IN ORDER TO UNDERSTAND WHO IS DOING THIS, WE EXTRAPOLATE THE OCCUPATIONS OF EACH USER FROM THE SESSION LOG AND MAP THEM TO ONE OF THE 23 MAJOR CATEGORIES IN THE UNITED STATES BUREAU OF LABOR STATISTICS STANDARD CLASSIFICATION OF OCCUPATIONS (SOC). CATALOGUERS ARE REQUIRED TO JUDGE ONLY ON THE BASIS OF THE FOLLOWING SIGNALS: THE CONTEXT OF THE PROJECT, THE NAME AND STRUCTURE OF THE DOCUMENT, THE INFORMATION OR PRODUCT QUOTED BY THE USER AT THE BEGINNING OF THE SESSION, SUCH AS LEGAL DOCUMENTS, CLINICAL DATA, FINANCIAL REPORTS, COURSE MATERIALS, ETC., AND THE TERMINOLOGY USED BY THE USER. THE SORTER IS EXPLICITLY REQUIRED NOT TO CONSIDER "WRITING THE CODE" ITSELF AS EVIDENCE OF THE USER'S PROGRAMMING PROFESSION. ONLY IF THERE IS A CLEAR SIGNAL THAT THE SOFTWARE OR DATA WORK IS A USER'S OCCUPATION WILL THE SESSION BE CLASSIFIED AS A CODE-RELATED SOC CATEGORY, NAMELY, "COMPUTER AND MATH PROFESSION". IF A LAWYER CONSTRUCTS A SCRIPT FOR AUTOMATIC EXAMINATION OF THE ABSENCE OF CERTAIN TERMS IN A GROUP OF CONTRACTS, EVEN IF THE SESSION IS MAINLY ABOUT SOFTWARE, IT WILL BE PLACED IN THE LEGAL PROFESSION. IF THERE IS NO SIGNAL ABOUT THE USER PROFESSION, THE SESSION IS NOT CLASSIFIED。

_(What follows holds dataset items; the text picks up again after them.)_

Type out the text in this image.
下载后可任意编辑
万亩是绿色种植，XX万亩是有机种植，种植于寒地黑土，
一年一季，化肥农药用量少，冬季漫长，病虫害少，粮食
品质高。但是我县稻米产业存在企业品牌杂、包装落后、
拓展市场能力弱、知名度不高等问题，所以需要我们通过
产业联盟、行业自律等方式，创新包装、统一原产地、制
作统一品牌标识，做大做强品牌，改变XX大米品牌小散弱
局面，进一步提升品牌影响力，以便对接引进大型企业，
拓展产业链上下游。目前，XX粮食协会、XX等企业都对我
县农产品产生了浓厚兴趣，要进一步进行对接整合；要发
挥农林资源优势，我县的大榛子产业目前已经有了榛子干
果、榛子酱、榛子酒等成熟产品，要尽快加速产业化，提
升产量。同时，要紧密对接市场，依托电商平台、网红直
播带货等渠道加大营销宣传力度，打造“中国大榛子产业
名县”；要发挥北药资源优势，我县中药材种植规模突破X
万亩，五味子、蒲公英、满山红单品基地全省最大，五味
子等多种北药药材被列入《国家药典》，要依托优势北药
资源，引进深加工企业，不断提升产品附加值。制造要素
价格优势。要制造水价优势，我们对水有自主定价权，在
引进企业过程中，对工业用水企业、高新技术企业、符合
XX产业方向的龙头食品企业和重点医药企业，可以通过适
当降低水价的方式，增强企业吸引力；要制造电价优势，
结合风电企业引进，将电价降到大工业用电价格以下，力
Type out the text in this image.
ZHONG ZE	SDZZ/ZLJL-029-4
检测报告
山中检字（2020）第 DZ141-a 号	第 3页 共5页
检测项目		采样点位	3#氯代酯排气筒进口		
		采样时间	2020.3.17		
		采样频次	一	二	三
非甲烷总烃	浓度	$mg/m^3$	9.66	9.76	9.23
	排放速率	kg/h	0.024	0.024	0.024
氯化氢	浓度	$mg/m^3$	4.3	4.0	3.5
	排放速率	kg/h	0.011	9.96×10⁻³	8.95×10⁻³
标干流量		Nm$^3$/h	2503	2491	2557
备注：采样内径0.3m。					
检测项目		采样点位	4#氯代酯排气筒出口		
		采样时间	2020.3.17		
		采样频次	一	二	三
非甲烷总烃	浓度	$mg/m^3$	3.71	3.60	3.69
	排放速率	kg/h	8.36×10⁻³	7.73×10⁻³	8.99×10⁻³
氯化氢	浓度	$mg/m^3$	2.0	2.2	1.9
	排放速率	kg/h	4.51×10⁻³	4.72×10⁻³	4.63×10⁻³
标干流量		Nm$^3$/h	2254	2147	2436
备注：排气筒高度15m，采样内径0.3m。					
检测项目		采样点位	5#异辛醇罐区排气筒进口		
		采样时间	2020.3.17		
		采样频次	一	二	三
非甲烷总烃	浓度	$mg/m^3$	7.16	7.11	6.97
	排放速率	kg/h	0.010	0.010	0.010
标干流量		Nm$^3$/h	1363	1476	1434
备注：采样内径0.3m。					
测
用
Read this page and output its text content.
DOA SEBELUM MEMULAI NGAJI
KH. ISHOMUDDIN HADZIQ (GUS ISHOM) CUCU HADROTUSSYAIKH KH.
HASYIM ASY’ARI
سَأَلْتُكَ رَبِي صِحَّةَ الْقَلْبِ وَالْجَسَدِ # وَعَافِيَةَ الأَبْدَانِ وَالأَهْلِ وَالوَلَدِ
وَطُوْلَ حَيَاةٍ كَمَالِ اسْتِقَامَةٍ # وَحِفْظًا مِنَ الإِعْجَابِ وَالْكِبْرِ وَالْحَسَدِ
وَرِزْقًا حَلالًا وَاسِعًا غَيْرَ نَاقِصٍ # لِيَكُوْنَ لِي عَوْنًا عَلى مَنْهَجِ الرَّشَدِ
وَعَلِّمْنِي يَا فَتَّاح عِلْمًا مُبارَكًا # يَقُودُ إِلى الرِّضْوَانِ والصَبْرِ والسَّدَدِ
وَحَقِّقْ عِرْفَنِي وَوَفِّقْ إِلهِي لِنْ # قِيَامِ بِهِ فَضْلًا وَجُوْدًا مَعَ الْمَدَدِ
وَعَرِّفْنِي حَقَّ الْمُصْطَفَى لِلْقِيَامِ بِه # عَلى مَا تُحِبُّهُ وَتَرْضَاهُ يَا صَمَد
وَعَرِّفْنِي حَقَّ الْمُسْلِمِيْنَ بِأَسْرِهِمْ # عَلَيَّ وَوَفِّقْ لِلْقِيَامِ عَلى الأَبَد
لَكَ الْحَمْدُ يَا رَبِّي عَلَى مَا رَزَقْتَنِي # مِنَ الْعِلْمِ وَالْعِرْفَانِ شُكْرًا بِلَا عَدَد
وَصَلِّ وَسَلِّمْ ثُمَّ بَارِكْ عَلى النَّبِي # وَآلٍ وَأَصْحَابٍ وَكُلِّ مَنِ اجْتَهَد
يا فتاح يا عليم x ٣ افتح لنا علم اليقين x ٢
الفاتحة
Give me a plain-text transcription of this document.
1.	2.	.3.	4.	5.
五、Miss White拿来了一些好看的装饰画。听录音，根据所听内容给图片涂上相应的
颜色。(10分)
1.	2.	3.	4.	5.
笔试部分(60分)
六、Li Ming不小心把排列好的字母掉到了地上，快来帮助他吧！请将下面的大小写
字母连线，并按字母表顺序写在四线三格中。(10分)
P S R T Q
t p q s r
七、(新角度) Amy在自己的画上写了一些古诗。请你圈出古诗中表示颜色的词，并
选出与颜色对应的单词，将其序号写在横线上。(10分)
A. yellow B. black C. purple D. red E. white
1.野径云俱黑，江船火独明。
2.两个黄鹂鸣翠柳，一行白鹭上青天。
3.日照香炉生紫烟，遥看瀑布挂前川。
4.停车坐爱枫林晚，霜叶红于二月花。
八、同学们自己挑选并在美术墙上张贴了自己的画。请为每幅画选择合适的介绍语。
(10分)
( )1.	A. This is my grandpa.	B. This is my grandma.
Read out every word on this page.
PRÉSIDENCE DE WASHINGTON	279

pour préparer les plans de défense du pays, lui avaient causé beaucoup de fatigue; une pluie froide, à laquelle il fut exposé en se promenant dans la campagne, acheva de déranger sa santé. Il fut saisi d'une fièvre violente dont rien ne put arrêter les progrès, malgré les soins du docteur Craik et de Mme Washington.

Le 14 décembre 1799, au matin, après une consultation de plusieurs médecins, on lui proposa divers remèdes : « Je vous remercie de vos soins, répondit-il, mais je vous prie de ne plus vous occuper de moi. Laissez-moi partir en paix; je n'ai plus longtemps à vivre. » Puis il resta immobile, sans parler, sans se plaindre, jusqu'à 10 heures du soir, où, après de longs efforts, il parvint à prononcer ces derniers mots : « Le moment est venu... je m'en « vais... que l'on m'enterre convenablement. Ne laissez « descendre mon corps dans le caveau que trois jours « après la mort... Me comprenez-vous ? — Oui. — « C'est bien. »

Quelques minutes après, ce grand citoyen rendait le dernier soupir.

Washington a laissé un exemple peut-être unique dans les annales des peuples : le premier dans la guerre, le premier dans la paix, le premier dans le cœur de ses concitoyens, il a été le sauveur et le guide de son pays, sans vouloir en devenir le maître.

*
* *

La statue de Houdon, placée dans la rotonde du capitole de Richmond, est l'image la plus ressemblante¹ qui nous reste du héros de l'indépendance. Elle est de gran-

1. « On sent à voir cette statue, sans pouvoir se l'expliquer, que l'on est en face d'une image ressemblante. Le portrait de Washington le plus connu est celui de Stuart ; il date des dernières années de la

We can extrapolate a career in about 70% of the sessions. It is not surprising that the “computer and mathematics profession” is the largest group in these classified sessions, as it covers most software-related work. The second is business and financial operations, art design and media, management, and life sciences, physical sciences and social sciences. In our sample, the fastest growing non-software occupational group is management, marketing and legal。

Work

From October 2025 to April 2026, there was a marked change in the composition of the work done using Claude Code. The most notable change was the decline in the proportion of sessions used to repair the damage code from 33 per cent to 19 per cent (see figure 4). Instead, more work around the code. The percentage of operating software rose from 14% to 21%. Writing and data analysis almost doubled, from about 10 percent to about 20 percent。

The value of the task itself is also on the rise. We approximate the economic value of each session by estimating the cost of the same type of work in the free-occupation market and calibrate it using real open job data sets. According to this indicator, the estimated value of the average session increased by 27 per cent between October and April. This increase occurred in various types of work. The value of the build, operate and repair categories increased by approximately 43 per cent, 34 per cent and 32 per cent, respectively. These price estimates are rough, so we use them primarily to compare trends over time between different missions rather than as direct readable dollar values. Details on how the mission value estimater was constructed are provided in the appendix。

Figure 4: Changes in the composition and value of Claude Code ' s work from October 2025 to April 2026. The chart shows the proportion of work patterns in sessions over the seven-month window period. The proportion of sessions to repair damaged codes decreased from 33 per cent to 19 per cent, while the share of operating software, analytical data and document writing increased。

Success depends on what the user brings

Estimating the value of the task is one way to understand how Claude Code can help people do their job. Another perspective is to observe how many sessions have been successful and what characteristics of the sessions are relevant to success. Among all the indicators of success, we see a clear pattern: the higher the level of professionalism shown by users in the sessions, the greater the likelihood of success. Most of the upgrades are concentrated at the lower end of the profession, i.e., the gap between start-up and mid-level users is greater than the gap between mid-level and expert users。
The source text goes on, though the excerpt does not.